Oliver was 9 lbs 8 oz when he was born, so I call his postpartum complications #bigbabyproblems ha! He had shoulder dystocia at birth; his anterior shoulder got stuck  behind my pubic bone, hence my having to climb out of the birth pool with his head already out- yep. My midwife was amazing again, did some quick manipulation, and my baby was out in seconds, and perfectly healthy. If that wasn’t exciting enough though, the surprises didn’t end there. Two days postpartum, my husband and I noticed his head was still a little misshapen. I figured, vaginal birth, misshapen head, normal right? Nope. He had a cephalohematoma (a WHAT?!). His larger head bruised against my pubic bone during delivery, and caused a swelling on the top of his head.

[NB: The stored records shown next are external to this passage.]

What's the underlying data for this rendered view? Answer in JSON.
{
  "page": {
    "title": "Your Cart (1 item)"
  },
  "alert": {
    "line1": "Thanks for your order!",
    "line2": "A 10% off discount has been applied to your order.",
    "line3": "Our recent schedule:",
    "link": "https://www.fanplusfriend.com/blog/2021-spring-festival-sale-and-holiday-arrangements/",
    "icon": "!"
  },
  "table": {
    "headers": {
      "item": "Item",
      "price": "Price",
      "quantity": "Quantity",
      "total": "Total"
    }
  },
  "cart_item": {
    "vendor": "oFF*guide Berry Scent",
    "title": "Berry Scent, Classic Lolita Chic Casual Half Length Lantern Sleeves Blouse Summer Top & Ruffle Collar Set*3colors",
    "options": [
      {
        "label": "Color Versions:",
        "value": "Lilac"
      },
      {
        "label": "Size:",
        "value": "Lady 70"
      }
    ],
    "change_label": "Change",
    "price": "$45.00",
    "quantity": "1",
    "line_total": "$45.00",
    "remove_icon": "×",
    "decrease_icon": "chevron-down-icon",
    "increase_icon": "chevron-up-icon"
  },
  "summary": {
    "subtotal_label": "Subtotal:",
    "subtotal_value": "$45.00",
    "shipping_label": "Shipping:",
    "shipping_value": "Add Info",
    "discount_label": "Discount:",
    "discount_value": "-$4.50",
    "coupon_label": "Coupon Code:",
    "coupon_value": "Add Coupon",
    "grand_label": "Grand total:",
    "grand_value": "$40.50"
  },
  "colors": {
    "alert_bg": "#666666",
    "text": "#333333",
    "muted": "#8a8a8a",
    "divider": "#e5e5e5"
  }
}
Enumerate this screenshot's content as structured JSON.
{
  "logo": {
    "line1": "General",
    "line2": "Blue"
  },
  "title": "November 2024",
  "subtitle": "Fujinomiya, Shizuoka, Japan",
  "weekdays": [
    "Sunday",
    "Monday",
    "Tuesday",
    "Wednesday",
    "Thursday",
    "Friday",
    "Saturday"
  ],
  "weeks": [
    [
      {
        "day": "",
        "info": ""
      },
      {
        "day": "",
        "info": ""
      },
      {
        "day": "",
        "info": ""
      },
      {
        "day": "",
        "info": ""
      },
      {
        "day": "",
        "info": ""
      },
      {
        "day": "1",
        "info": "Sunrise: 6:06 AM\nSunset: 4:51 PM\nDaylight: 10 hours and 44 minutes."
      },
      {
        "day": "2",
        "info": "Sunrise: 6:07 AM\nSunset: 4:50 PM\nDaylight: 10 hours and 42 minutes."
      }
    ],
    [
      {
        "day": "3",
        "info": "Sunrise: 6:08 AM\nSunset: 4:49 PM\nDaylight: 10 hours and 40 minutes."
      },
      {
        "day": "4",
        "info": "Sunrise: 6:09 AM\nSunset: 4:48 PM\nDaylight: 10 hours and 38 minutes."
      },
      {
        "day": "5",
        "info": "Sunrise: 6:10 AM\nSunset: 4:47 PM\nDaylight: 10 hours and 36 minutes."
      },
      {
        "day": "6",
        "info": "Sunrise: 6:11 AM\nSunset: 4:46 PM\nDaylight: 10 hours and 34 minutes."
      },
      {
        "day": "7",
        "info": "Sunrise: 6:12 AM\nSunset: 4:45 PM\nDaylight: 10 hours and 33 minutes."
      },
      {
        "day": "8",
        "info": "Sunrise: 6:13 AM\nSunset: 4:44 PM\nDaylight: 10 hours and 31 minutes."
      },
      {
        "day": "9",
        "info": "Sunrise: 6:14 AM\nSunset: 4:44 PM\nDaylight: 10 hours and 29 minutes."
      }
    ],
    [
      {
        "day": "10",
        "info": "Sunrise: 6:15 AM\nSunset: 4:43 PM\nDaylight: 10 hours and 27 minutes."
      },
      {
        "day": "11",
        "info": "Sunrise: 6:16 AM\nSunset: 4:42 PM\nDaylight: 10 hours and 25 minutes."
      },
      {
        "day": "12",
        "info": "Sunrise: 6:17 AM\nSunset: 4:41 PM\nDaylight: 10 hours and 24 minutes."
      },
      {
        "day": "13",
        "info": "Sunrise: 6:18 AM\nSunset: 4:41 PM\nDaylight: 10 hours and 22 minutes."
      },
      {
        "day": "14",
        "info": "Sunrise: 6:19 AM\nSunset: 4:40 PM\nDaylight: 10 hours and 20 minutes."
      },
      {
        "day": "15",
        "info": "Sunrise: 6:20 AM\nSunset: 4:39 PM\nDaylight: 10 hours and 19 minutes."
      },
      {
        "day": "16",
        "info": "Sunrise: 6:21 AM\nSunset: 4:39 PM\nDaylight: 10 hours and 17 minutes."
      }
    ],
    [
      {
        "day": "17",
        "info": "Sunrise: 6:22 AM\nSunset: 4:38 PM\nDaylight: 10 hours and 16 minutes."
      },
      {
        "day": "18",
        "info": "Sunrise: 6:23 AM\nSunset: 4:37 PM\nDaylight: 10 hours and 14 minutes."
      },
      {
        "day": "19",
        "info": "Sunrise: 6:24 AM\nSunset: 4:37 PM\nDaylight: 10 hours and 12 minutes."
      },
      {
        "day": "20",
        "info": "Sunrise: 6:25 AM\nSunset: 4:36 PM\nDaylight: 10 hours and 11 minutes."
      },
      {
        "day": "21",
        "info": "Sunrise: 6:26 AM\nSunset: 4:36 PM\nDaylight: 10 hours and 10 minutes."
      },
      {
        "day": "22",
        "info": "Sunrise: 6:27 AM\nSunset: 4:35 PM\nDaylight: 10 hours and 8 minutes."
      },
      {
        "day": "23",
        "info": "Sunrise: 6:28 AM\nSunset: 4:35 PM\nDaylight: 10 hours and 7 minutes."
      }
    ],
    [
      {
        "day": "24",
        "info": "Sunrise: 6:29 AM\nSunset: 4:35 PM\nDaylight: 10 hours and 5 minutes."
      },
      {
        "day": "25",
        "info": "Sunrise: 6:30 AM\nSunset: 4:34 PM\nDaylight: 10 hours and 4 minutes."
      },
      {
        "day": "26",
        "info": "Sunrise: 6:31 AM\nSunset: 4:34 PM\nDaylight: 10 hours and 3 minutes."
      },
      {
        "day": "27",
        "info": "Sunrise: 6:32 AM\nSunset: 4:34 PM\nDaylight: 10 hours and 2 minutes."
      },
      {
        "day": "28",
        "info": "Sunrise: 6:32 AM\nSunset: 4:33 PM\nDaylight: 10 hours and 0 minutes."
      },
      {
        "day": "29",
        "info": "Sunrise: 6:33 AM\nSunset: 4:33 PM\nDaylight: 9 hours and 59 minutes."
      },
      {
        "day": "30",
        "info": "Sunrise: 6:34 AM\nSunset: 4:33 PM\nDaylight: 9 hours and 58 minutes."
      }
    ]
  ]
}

It wasn’t harmful or painful to him, it would go away on its own, and just looked a little (a lot) funny. My midwife and pediatrician told me it could take weeks or months!! to go away. I wanted my baby to have a perfectly shaped head NOW, so the waiting period sucked a little. He also had higher jaundice levels due to the extra bilirubin in his body from the bump, and almost needed light treatment for it. A few days before he turned one month old, his bump disappeared, almost over night, and he has a perfectly shaped head now. His jaundice lasted a little bit longer, but it was completely gone around 2 months old.

IMG_2810DSC01599

In the grand scheme of things, a tongue tie and a cephalohematoma are pretty minor postpartum complications, and I am grateful for my children’s health every day, but when it’s happening to your baby, it’s scary. I was also simultaneously recovering from my own labors at the time, and the first 2 weeks are when I’m most emotional and sensitive. In regards to my postpartum recovery, my first was easy. I had the occasional incontinence accident, but with pelvic floor strengthening exercises, I was able to get that under control fast. The second time around has been a little different; I have mild bladder prolapse this time, still dealing with a little bit of incontinence here and there, and I have the occasional vaginal flatulence accident during yoga class…known to many as a queef #justkeepingitreal (haha).

I know I am only 3 months postpartum, and early in my recovery, but never in my life did I think I would say I go to physio therapy… for my lady parts! ha! My boobs are a completely different shape than they were prebaby, I have stretch marks on my hips, legs and stomach area, and still working to comfortably fit into my prepregnancy jeans. I write about this comfortably for many reasons 1. It’s the reality of a lot of postpartum bodies so I know I’m not alone 2. I have a new confidence in myself since becoming a mother 3. My postpartum body housed and grew two perfect little babies, and I love my new body.

The beauty of motherhood, to me anyway, is how it shapes you in ways you didn’t expect. The challenges it throws at you, sometimes during pregnancy, sometimes in childbirth, sometimes after. We get through the unexpected, and come out of it more confident, stronger, and beautiful. We are just fucking amazing!